Many pathological proteins related to neurodegenerative diseases are misfolded, aggregating to form amyloid fibrils during pathogenesis. One of the pathological proteins, alpha-synuclein (α-syn), ...accumulates in the brains of Parkinson disease (PD), dementia with Lewy bodies (DLB) and multiple system atrophy (MSA), which are designated as synucleinopathies. Recently, structural properties of abnormal accumulated proteins are suggested to determine the disease phenotype. However, the biochemical and structural characteristics of those accumulated proteins are still poorly understood. We previously reported the sequence and seed-structure-dependent polymorphic fibrils of α-syn and the polymorphism was identified by proteinase K-resistant cores determined by mass spectrometry (MS) analysis. In this study, we applied this method to analyze α-syn aggregates of MSA and DLB. To perform MS analysis on proteinase K-resistant cores, we first performed amplification of α-syn aggregates by seeding reaction and protein misfolding cyclic amplification (PMCA) to obtain a sufficient amount of aggregates. Using SDS insoluble fraction of the disease brain, we successfully amplified enough α-syn aggregates for MS analysis. We differentiated between mouse and human α-syn aggregates by MS analysis on proteinase K-resistant cores of the aggregates before and after amplification.
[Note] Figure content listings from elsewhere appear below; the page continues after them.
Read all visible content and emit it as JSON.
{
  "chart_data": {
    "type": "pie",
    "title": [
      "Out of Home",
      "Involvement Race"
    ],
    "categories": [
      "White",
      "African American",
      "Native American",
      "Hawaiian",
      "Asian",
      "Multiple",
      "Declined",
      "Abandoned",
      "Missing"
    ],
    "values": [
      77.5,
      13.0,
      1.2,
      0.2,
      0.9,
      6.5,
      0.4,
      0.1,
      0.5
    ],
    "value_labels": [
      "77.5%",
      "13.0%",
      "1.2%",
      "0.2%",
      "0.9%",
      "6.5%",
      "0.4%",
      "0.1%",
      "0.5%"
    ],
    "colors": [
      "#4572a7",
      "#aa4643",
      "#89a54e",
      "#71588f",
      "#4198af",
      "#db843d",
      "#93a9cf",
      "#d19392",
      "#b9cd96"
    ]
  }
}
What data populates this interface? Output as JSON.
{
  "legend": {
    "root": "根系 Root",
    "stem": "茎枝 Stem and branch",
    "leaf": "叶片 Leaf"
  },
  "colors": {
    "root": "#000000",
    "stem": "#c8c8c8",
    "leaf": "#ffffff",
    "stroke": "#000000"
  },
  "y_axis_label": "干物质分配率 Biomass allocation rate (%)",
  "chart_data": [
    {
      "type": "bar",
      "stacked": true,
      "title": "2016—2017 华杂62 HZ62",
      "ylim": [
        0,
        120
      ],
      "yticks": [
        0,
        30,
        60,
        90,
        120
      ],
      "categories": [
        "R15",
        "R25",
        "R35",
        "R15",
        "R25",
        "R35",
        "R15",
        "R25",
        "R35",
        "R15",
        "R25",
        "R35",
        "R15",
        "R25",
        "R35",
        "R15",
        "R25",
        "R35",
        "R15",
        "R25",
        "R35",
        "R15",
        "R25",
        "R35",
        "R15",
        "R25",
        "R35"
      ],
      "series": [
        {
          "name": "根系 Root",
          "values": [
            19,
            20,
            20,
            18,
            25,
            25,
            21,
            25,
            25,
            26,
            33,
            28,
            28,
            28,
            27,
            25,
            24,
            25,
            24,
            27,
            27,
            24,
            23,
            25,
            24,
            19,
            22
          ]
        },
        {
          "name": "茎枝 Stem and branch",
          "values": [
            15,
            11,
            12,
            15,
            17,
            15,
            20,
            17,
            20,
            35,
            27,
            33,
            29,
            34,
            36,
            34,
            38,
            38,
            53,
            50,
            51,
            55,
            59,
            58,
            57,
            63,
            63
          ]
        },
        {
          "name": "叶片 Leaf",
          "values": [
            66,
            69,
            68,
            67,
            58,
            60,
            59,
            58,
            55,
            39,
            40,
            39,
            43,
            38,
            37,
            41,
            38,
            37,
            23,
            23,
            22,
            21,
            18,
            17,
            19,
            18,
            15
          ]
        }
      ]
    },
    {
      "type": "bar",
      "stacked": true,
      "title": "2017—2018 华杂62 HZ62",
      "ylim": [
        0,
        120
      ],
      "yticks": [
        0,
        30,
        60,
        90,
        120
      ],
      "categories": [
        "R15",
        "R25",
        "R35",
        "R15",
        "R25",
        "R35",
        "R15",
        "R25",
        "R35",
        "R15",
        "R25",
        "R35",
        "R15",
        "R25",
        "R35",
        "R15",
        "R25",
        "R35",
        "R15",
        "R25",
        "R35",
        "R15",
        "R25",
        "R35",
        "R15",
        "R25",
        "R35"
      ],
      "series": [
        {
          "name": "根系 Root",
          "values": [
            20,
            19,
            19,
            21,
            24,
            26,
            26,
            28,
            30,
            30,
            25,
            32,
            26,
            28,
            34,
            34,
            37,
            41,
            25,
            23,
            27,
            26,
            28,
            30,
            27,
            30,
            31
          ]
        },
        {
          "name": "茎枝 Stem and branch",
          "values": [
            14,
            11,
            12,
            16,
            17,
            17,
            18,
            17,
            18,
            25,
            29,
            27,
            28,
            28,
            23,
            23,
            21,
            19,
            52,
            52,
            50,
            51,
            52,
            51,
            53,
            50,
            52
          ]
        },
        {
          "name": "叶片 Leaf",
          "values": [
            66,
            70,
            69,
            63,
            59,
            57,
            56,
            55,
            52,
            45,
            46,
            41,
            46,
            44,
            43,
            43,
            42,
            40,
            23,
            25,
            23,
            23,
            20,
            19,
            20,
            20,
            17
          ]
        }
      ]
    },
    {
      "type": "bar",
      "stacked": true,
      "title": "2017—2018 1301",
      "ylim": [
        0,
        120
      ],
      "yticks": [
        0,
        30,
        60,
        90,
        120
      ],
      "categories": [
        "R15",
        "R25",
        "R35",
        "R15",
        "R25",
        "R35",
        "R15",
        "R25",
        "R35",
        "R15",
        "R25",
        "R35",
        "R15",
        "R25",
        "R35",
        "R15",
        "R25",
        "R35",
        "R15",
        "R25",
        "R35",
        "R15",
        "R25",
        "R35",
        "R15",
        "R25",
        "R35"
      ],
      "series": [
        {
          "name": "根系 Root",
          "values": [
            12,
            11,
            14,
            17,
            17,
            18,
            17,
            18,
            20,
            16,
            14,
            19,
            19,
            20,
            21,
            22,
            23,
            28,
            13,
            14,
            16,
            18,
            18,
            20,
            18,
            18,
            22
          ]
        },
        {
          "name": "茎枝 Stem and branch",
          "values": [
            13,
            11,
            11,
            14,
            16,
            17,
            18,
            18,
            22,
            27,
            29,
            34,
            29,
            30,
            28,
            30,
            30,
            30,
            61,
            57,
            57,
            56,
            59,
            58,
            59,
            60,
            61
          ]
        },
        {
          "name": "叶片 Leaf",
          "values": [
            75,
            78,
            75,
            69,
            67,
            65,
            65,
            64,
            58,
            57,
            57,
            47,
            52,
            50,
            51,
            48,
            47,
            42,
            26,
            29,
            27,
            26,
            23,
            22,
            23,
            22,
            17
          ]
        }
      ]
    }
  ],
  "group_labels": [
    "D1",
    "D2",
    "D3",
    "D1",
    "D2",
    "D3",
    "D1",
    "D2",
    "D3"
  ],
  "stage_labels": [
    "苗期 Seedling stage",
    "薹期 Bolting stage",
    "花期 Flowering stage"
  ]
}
The results suggest that structural properties of amplified α-syn fibrils are preserved after PMCA and these methods can be applicable in the study of pathological proteins of the neurodegenerative disorders.
•Phosphorylated α-synuclein in SDS-insoluble fraction could be used as a seed.•α-synuclein aggregates were amplified by protein misfolding cyclic amplification.•Protease-resistant cores of amplified aggregates were identified by MALDI-TOF-MS.•The method can be applied to the study on misfolded proteins of neurodegeneration.